Pre and post testicular abnormalities are treatable. Testicular failure is irreversible. Varicocele is excluded from this group however. Another way of categorizing azoospermia is by dividing up groups based on whether or not the ducts are blocked. Obstructive azoospermia: Although there is sperm production in the testes, the ducts which move the sperm are blocked (e.g. due to a previous infection). These patients can have cells removed from their testes or surrounding ducts with the help of an injector and fine needle. Non-Obstructive Azoospermia: In this case there is no sperm production, or tissue biopsy indicates immature cells do not complete the maturation process.
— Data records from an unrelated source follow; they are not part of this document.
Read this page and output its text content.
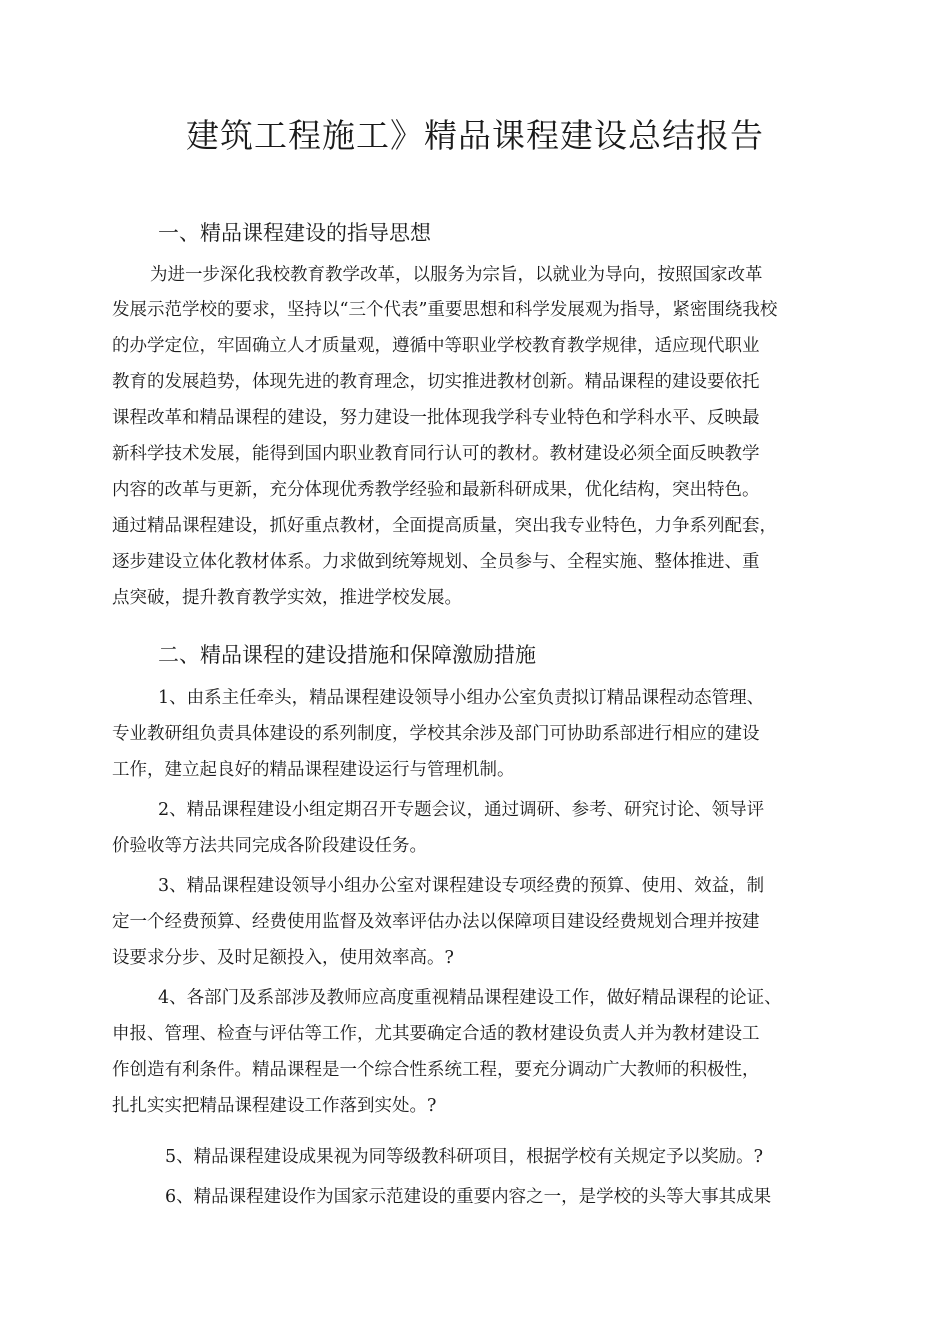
建筑工程施工》精品课程建设总结报告
一、精品课程建设的指导思想

为进一步深化我校教育教学改革，以服务为宗旨，以就业为导向，按照国家改革

发展示范学校的要求，坚持以“三个代表”重要思想和科学发展观为指导，紧密围绕我校

的办学定位，牢固确立人才质量观，遵循中等职业学校教育教学规律，适应现代职业

教育的发展趋势，体现先进的教育理念，切实推进教材创新。精品课程的建设要依托

课程改革和精品课程的建设，努力建设一批体现我学科专业特色和学科水平、反映最

新科学技术发展，能得到国内职业教育同行认可的教材。教材建设必须全面反映教学

内容的改革与更新，充分体现优秀教学经验和最新科研成果，优化结构，突出特色。

通过精品课程建设，抓好重点教材，全面提高质量，突出我专业特色，力争系列配套，

逐步建设立体化教材体系。力求做到统筹规划、全员参与、全程实施、整体推进、重

点突破，提升教育教学实效，推进学校发展。

二、精品课程的建设措施和保障激励措施

1、由系主任牵头，精品课程建设领导小组办公室负责拟订精品课程动态管理、

专业教研组负责具体建设的系列制度，学校其余涉及部门可协助系部进行相应的建设

工作，建立起良好的精品课程建设运行与管理机制。

2、精品课程建设小组定期召开专题会议，通过调研、参考、研究讨论、领导评

价验收等方法共同完成各阶段建设任务。

3、精品课程建设领导小组办公室对课程建设专项经费的预算、使用、效益，制

定一个经费预算、经费使用监督及效率评估办法以保障项目建设经费规划合理并按建

设要求分步、及时足额投入，使用效率高。?

4、各部门及系部涉及教师应高度重视精品课程建设工作，做好精品课程的论证、

申报、管理、检查与评估等工作，尤其要确定合适的教材建设负责人并为教材建设工

作创造有利条件。精品课程是一个综合性系统工程，要充分调动广大教师的积极性，

扎扎实实把精品课程建设工作落到实处。?

5、精品课程建设成果视为同等级教科研项目，根据学校有关规定予以奖励。?

6、精品课程建设作为国家示范建设的重要内容之一，是学校的头等大事其成果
This type of azoospermia maybe due to several reasons: undescended testicles, genetic or environmental reasons are some. Doctors take small samples of tissue from the testicles by making small incisions or using a fine needle to aspirate. The samples are then examined for sperm cells.
- TESA: TEsticular Sperm Aspiration
- TESE: TEsticular Sperm Ekstraction
- PESA: PErcutaneousr Sperm Aspiration
- MESA: Microsurgical Epydydimal Sperm Aspiration
Normal semen analysis values
Volume: between 1.5-5ml
Concentration: 15 million /ml
Motility: over 50%.
Morphology: over 30% according to WHO or 14% and over according to Kruger’s Strict Criteria.
Progressive motile: must be over 20 %
Varicocele and Azoospermia:
Some studies suggest that azoospermic men with clinical type varicocele might benefit from varicocele surgery. According to research results 50% of patients show resumption of spermatogenesis and 20% report spontaneous pregnancy. Testicular biopsy done before or during surgery will give the doctors an idea of the sucess of the procedure. Men who have immature sperm cells may start sperm production but patients who had no spermatogenesis, previously, do not start producing sperm after varicocele treatment. Consequently azoospermic patients with varicocele who have begun infertility treatment, and have sperm cells found in testicular biopsy, should be treated for varicocele even if they get pregnant through IVF.